从三月十一日下午至三月十六日上午,第一次与文学前辈接触便独享五天时光,文学真谛获得多少不好说,如何在文学的背景下修炼自身,真的是受益匪浅。在十四日谒拜东坡赤壁、寻访东吴故都的过程中,因来过多次,对此古迹胜境早有漠然的常客的我,有些不把二赋堂、赤鼻矶的古今沧桑收入视野,当苗振亚老师买下三本《东坡赤壁》,并送我一本时,让那个一直将自己当成普通游客,一直将东坡赤壁当成普通家乡的我实在无地自容。私下里,苗振亚老师还谈及,为何将我的chù_nǚ作放在第二条,而他的本意是要放在头条的,其中缘故与文学无关,却是文学生活中经常遇到的又不得不妥协的,说是难题也是难题,唯有不将这些一时的位置看得很重,才能突显出文学的真正意义。

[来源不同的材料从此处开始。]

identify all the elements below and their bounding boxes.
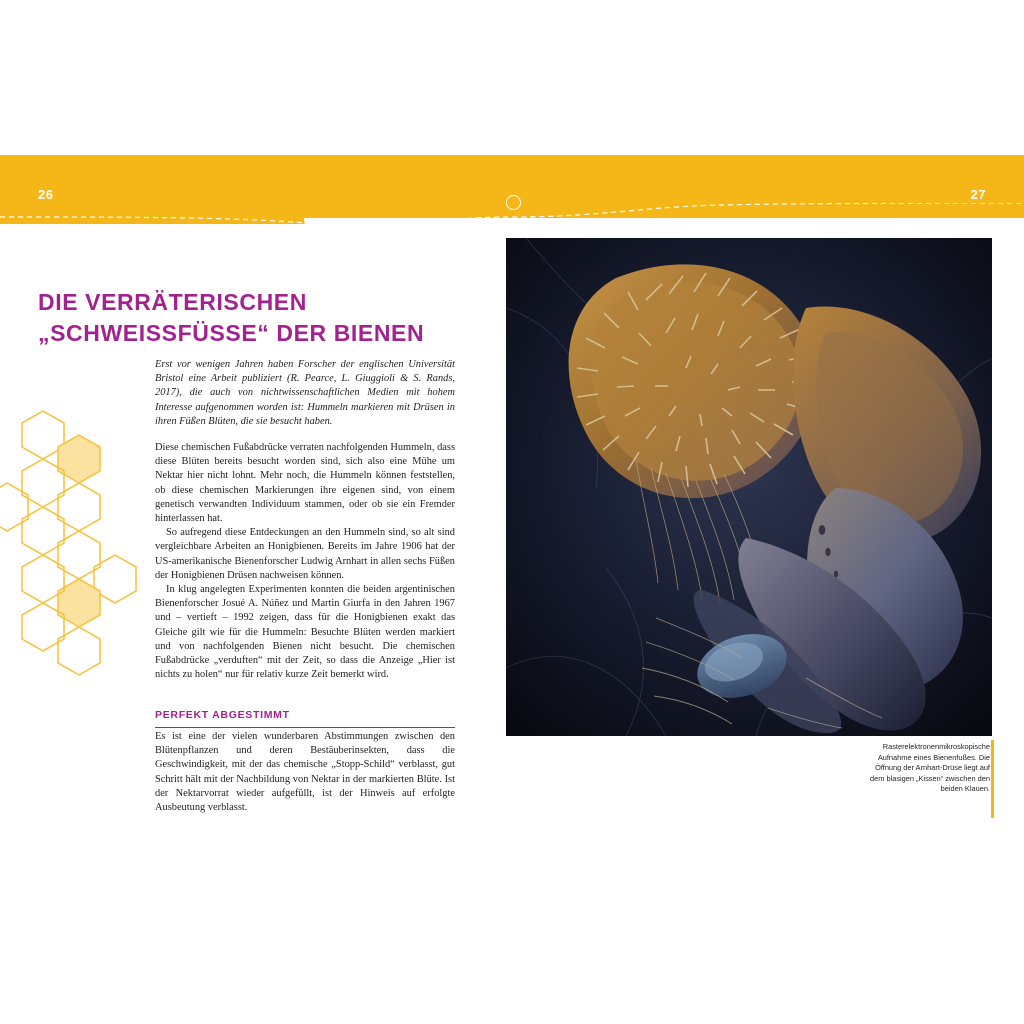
page-title <box>38 287 458 349</box>
section-paragraph-1: Es ist eine der vielen wunderbaren Abstimmungen zwischen den Blütenpflanzen und deren Bestäuberinsekten, dass die Geschwindigkeit, mit der das chemische „Stopp-Schild“ verblasst, gut Schritt hält mit der Nachbildung von Nektar in der markierten Blüte. Ist der Nektarvorrat wieder aufgefüllt, ist der Hinweis auf erfolgte Ausbeutung verblasst. <box>155 731 455 814</box>
body-paragraph-1: Diese chemischen Fußabdrücke verraten nachfolgenden Hummeln, dass diese Blüten bereits besucht worden sind, sich also eine Mühe um Nektar hier nicht lohnt. Mehr noch, die Hummeln können feststellen, ob diese chemischen Markierungen ihre eigenen sind, von einem genetisch verwandten Individuum stammen, oder ob sie ein Fremder hinterlassen hat. <box>155 442 455 525</box>
lead-paragraph: Erst vor wenigen Jahren haben Forscher der englischen Universität Bristol eine Arbeit publiziert (R. Pearce, L. Giuggioli & S. Rands, 2017), die auch von nichtwissenschaftlichen Medien mit hohem Interesse aufgenommen worden ist: Hummeln markieren mit Drüsen in ihren Füßen Blüten, die sie besucht haben. <box>155 359 455 427</box>
body-paragraph-2: So aufregend diese Entdeckungen an den Hummeln sind, so alt sind vergleichbare Arbeiten an Honigbienen. Bereits im Jahre 1906 hat der US-amerikanische Bienenforscher Ludwig Arnhart in allen sechs Füßen der Honigbienen Drüsen nachweisen können. <box>155 527 455 581</box>
body-paragraph-3: In klug angelegten Experimenten konnten die beiden argentinischen Bienenforscher Josué A. Núñez und Martin Giurfa in den Jahren 1967 und – vertieft – 1992 zeigen, dass für die Honigbienen exakt das Gleiche gilt wie für die Hummeln: Besuchte Blüten werden markiert und von nachfolgenden Bienen nicht besucht. Die chemischen Fußabdrücke „verduften“ mit der Zeit, so dass die Anzeige „Hier ist nichts zu holen“ nur für relativ kurze Zeit bemerkt wird. <box>155 584 455 681</box>
figure-image <box>506 238 992 736</box>
page-title-line-2: „SCHWEISSFÜSSE“ DER BIENEN <box>38 320 425 347</box>
caption-accent-rule <box>991 740 994 818</box>
header-band <box>0 155 1024 240</box>
page-number-right: 27 <box>970 187 986 202</box>
section-heading: PERFEKT ABGESTIMMT <box>155 709 455 728</box>
band-circle-marker <box>506 195 521 210</box>
page-number-left: 26 <box>38 187 54 202</box>
body-column-secondary <box>155 730 455 815</box>
page-title-line-1: DIE VERRÄTERISCHEN <box>38 289 307 316</box>
body-column-primary <box>155 358 455 682</box>
honeycomb-decoration <box>0 395 150 685</box>
band-wave-right <box>304 218 1024 240</box>
figure-caption: Rasterelektronenmikroskopische Aufnahme eines Bienenfußes. Die Öffnung der Arnhart-Drüse liegt auf dem blasigen „Kissen“ zwischen den beiden Klauen. <box>870 742 990 794</box>
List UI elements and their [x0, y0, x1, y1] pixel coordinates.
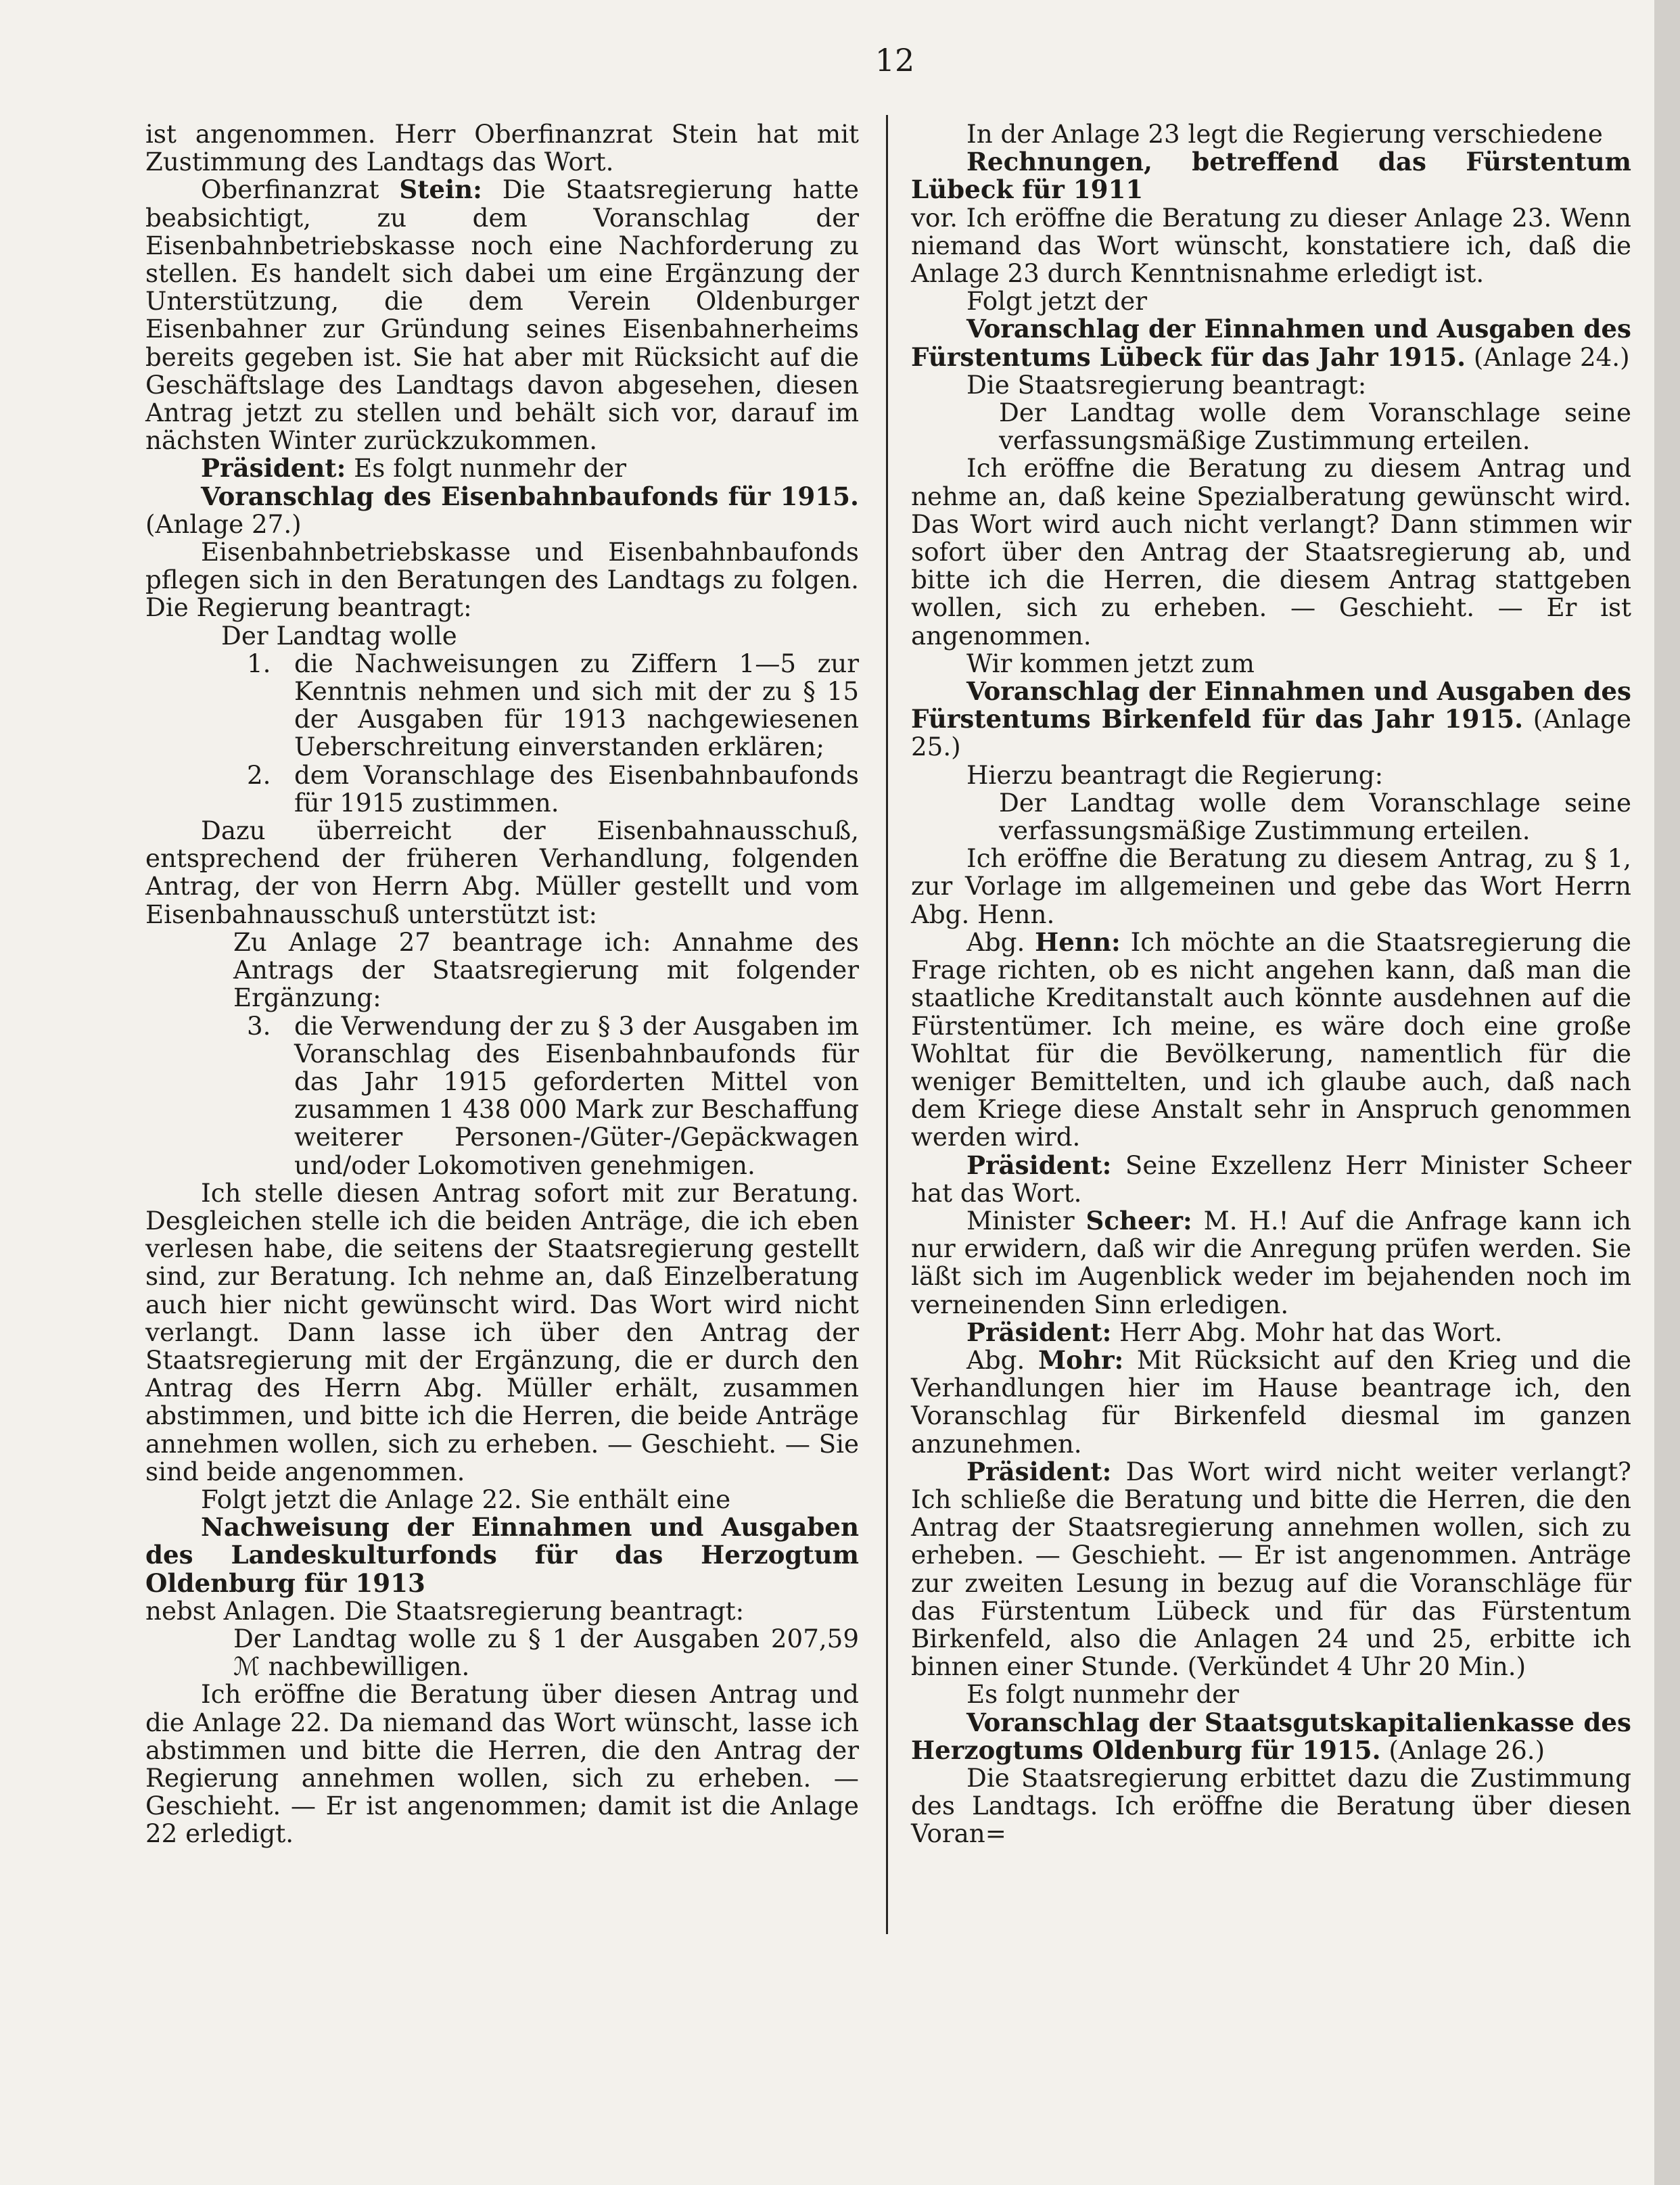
heading-tail: (Anlage 27.) [145, 509, 302, 539]
speaker-name: Präsident: [966, 1317, 1112, 1347]
item-number: 3. [247, 1010, 271, 1041]
motion-text: Der Landtag wolle dem Voranschlage seine verfassungsmäßige Zustimmung erteilen. [999, 398, 1631, 456]
heading-title: Voranschlag des Eisenbahnbaufonds für 1915. [201, 481, 859, 511]
heading-tail: (Anlage 25.) [911, 704, 1631, 762]
page-edge-shadow [1654, 0, 1680, 2185]
section-heading: Rechnungen, betreffend das Fürstentum Lübeck für 1911 [911, 147, 1631, 205]
paragraph: Ich eröffne die Beratung zu diesem Antrag, zu § 1, zur Vorlage im allgemeinen und gebe das Wort Herrn Abg. Henn. [911, 843, 1631, 929]
speech-text: Das Wort wird nicht weiter verlangt? Ich schließe die Beratung und bitte die Herren, die den Antrag der Staatsregierung annehmen wollen, sich zu erheben. — Geschieht. — Er ist angenommen. Anträge zur zweiten Lesung in bezug auf die Voranschläge für das Fürstentum Lübeck und für das Fürstentum Birkenfeld, also die Anlagen 24 und 25, erbitte ich binnen einer Stunde. (Verkündet 4 Uhr 20 Min.) [911, 1456, 1631, 1682]
section-heading: Nachweisung der Einnahmen und Ausgaben des Landeskulturfonds für das Herzogtum Oldenburg für 1913 [145, 1512, 859, 1598]
speaker-name: Henn: [1035, 926, 1121, 957]
motion-text: Zu Anlage 27 beantrage ich: Annahme des Antrags der Staatsregierung mit folgender Ergänzung: [233, 926, 859, 1013]
speaker-name: Präsident: [966, 1150, 1112, 1180]
motion-intro: Der Landtag wolle [221, 620, 457, 651]
list-item [247, 1012, 859, 1179]
paragraph: Ich eröffne die Beratung zu diesem Antrag und nehme an, daß keine Spezialberatung gewünscht wird. Das Wort wird auch nicht verlangt? Dann stimmen wir sofort über den Antrag der Staatsregierung ab, und bitte ich die Herren, die diesem Antrag stattgeben wollen, sich zu erheben. — Geschieht. — Er ist angenommen. [911, 453, 1631, 651]
page-number: 12 [874, 42, 915, 78]
speaker-name: Scheer: [1086, 1205, 1192, 1236]
section-heading [911, 315, 1631, 371]
speech-text: Ich möchte an die Staatsregierung die Frage richten, ob es nicht angehen kann, daß man die staatliche Kreditanstalt auch könnte ausdehnen auf die Fürstentümer. Ich meine, es wäre doch eine große Wohltat für die Bevölkerung, namentlich für die weniger Bemittelten, und ich glaube auch, daß nach dem Kriege diese Anstalt sehr in Anspruch genommen werden wird. [911, 926, 1631, 1152]
paragraph: Dazu überreicht der Eisenbahnausschuß, entsprechend der früheren Verhandlung, folgenden Antrag, der von Herrn Abg. Müller gestellt und vom Eisenbahnausschuß unterstützt ist: [145, 816, 859, 929]
speech-paragraph [911, 1152, 1631, 1207]
section-heading [911, 1709, 1631, 1764]
speech-paragraph [911, 1319, 1631, 1346]
speaker-title: Minister [966, 1205, 1075, 1236]
item-text: dem Voranschlage des Eisenbahnbaufonds für 1915 zustimmen. [294, 759, 859, 818]
paragraph: In der Anlage 23 legt die Regierung verschiedene [966, 119, 1603, 149]
speaker-name: Präsident: [201, 453, 346, 484]
motion-text: Der Landtag wolle zu § 1 der Ausgaben 207,59 ℳ nachbewilligen. [233, 1623, 859, 1682]
left-column [145, 120, 859, 1848]
paragraph: vor. Ich eröffne die Beratung zu dieser Anlage 23. Wenn niemand das Wort wünscht, konstatiere ich, daß die Anlage 23 durch Kenntnisnahme erledigt ist. [911, 202, 1631, 289]
speaker-name: Stein: [399, 174, 482, 205]
paragraph: ist angenommen. Herr Oberfinanzrat Stein hat mit Zustimmung des Landtags das Wort. [145, 119, 859, 177]
heading-title: Voranschlag der Einnahmen und Ausgaben des Fürstentums Birkenfeld für das Jahr 1915. [911, 676, 1631, 734]
item-number: 1. [247, 648, 271, 678]
heading-title: Voranschlag der Staatsgutskapitalienkasse des Herzogtums Oldenburg für 1915. [911, 1707, 1631, 1765]
list-item [247, 650, 859, 761]
speech-paragraph [145, 454, 859, 482]
speech-paragraph [911, 926, 1631, 1152]
column-divider [886, 115, 888, 1934]
speech-text: Mit Rücksicht auf den Krieg und die Verhandlungen hier im Hause beantrage ich, den Voranschlag für Birkenfeld diesmal im ganzen anzunehmen. [911, 1344, 1631, 1459]
paragraph: Wir kommen jetzt zum [966, 648, 1255, 678]
paragraph: Eisenbahnbetriebskasse und Eisenbahnbaufonds pflegen sich in den Beratungen des Landtags zu folgen. Die Regierung beantragt: [145, 537, 859, 623]
speech-paragraph [911, 1458, 1631, 1681]
speech-text: Seine Exzellenz Herr Minister Scheer hat das Wort. [911, 1150, 1631, 1208]
motion-text: Der Landtag wolle dem Voranschlage seine verfassungsmäßige Zustimmung erteilen. [999, 787, 1631, 846]
speech-text: Herr Abg. Mohr hat das Wort. [1111, 1317, 1503, 1347]
speaker-name: Präsident: [966, 1456, 1112, 1486]
paragraph: Folgt jetzt der [966, 286, 1148, 316]
item-text: die Nachweisungen zu Ziffern 1—5 zur Kenntnis nehmen und sich mit der zu § 15 der Ausgaben für 1913 nachgewiesenen Ueberschreitung einverstanden erklären; [294, 648, 859, 762]
speaker-title: Abg. [966, 926, 1025, 957]
speech-paragraph [911, 1207, 1631, 1319]
section-heading [911, 678, 1631, 761]
list-item [247, 761, 859, 817]
paragraph: Die Staatsregierung beantragt: [966, 369, 1367, 400]
section-heading [145, 483, 859, 538]
paragraph: Ich eröffne die Beratung über diesen Antrag und die Anlage 22. Da niemand das Wort wünscht, lasse ich abstimmen und bitte die Herren, die den Antrag der Regierung annehmen wollen, sich zu erheben. — Geschieht. — Er ist angenommen; damit ist die Anlage 22 erledigt. [145, 1679, 859, 1849]
paragraph: Folgt jetzt die Anlage 22. Sie enthält eine [201, 1484, 731, 1514]
speech-text: M. H.! Auf die Anfrage kann ich nur erwidern, daß wir die Anregung prüfen werden. Sie läßt sich im Augenblick weder im bejahenden noch im verneinenden Sinn erledigen. [911, 1205, 1631, 1319]
right-column [911, 120, 1631, 1848]
paragraph: Die Staatsregierung erbittet dazu die Zustimmung des Landtags. Ich eröffne die Beratung über diesen Voran= [911, 1762, 1631, 1849]
paragraph: nebst Anlagen. Die Staatsregierung beantragt: [145, 1595, 745, 1626]
paragraph: Es folgt nunmehr der [966, 1679, 1239, 1710]
heading-title: Voranschlag der Einnahmen und Ausgaben des Fürstentums Lübeck für das Jahr 1915. [911, 314, 1631, 372]
item-text: die Verwendung der zu § 3 der Ausgaben im Voranschlag des Eisenbahnbaufonds für das Jahr 1915 geforderten Mittel von zusammen 1 438 000 Mark zur Beschaffung weiterer Personen-/Güter-/Gepäckwagen und/oder Lokomotiven genehmigen. [294, 1010, 859, 1180]
speech-text: Es folgt nunmehr der [346, 453, 627, 484]
speech-paragraph [911, 1346, 1631, 1458]
speaker-title: Oberfinanzrat [201, 174, 379, 205]
paragraph: Hierzu beantragt die Regierung: [966, 759, 1384, 790]
heading-tail: (Anlage 26.) [1380, 1735, 1545, 1765]
paragraph: Ich stelle diesen Antrag sofort mit zur Beratung. Desgleichen stelle ich die beiden Anträge, die ich eben verlesen habe, die seitens der Staatsregierung gestellt sind, zur Beratung. Ich nehme an, daß Einzelberatung auch hier nicht gewünscht wird. Das Wort wird nicht verlangt. Dann lasse ich über den Antrag der Staatsregierung mit der Ergänzung, die er durch den Antrag des Herrn Abg. Müller erhält, zusammen abstimmen, und bitte ich die Herren, die beide Anträge annehmen wollen, sich zu erheben. — Geschieht. — Sie sind beide angenommen. [145, 1177, 859, 1486]
speech-text: Die Staatsregierung hatte beabsichtigt, zu dem Voranschlag der Eisenbahnbetriebskasse noch eine Nachforderung zu stellen. Es handelt sich dabei um eine Ergänzung der Unterstützung, die dem Verein Oldenburger Eisenbahner zur Gründung seines Eisenbahnerheims bereits gegeben ist. Sie hat aber mit Rücksicht auf die Geschäftslage des Landtags davon abgesehen, diesen Antrag jetzt zu stellen und behält sich vor, darauf im nächsten Winter zurückzukommen. [145, 174, 859, 456]
speech-paragraph [145, 176, 859, 454]
speaker-name: Mohr: [1037, 1344, 1124, 1375]
heading-tail: (Anlage 24.) [1466, 342, 1630, 372]
item-number: 2. [247, 759, 271, 790]
speaker-title: Abg. [966, 1344, 1025, 1375]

有一次,谈起某些作品,苗振亚老师不禁脱口说道,有人写小说一辈子,字里行间一点小说味也没有,还说他喜欢我的小说,是因为很有小说味。至于什么是小说味,他也说不清楚,只是觉得真正的小说一定是小说味十足。这番话在我听来格外贴心,让我很容易就联想到性感、悟性等一类普遍运用,却很难说清楚的感觉。
在谈到我读过、他也读过的一本名叫《众神之车》的书时,苗振亚老师说,世界的确有许多不可思议的神秘之处,这也是生活永远具有魅力的根本所在,爱因斯坦说神秘最美,所以他说他是倾向文学作品可以有点朦胧感、有点说不清楚的神秘感。这也是我特别喜欢、特别入心的,生活本来就是解释不清的,能解释清楚的就不是真正的生活;因而文学应该是去表现生活,而不是解释生活。正是这一觉悟,使我找到了自己应该去探索的文学小路:我愿在使自己融合进绝对不应当被称为浪漫的“东方神秘”的过程中深情地表现它,并为重建楚文化的神话体系,而与各洞南蛮一起竭尽绵薄之力。
三月十六日上午九时,红白两色的公共汽车拖着一股尘埃远去了,两位编辑老师的鄂东之行结束了,只需四十分钟,即可进入皖西地界。以后的两年,我们的书信往来甚多。其中也有谈到小说的闲笔问题,苗振亚老师曾经说过,读我的小说觉得闲笔很多,可一旦将这些看上去可有可无的闲笔删了去,整部作品就变得毫无生气了。他说他也不知道这是我的长处,还是我的缺陷。有一次,我读到一篇文章,其中一句话让我很是振奋,就写信与苗振亚老师,告知有这样一种观点,小说的艺术其实就是闲笔的艺术。今年年初的那封来信中,苗振亚老师说自己“老得快,感到心太累”!读毕为之黯然,他可是刚近五十的人,我那尊敬的为人作嫁的编辑老师啊……
这是关于我与文学相遇的第一个故事,说与那些新结识的友人听时,他们总是不相信,笑话我在讲构思中的某篇小说。不过,这段经历中的所有的人仍健在,我衷心祝愿他们幸福长寿,这样在我第一千遍讲述这个故事时,也无须起誓,请苍天作证了。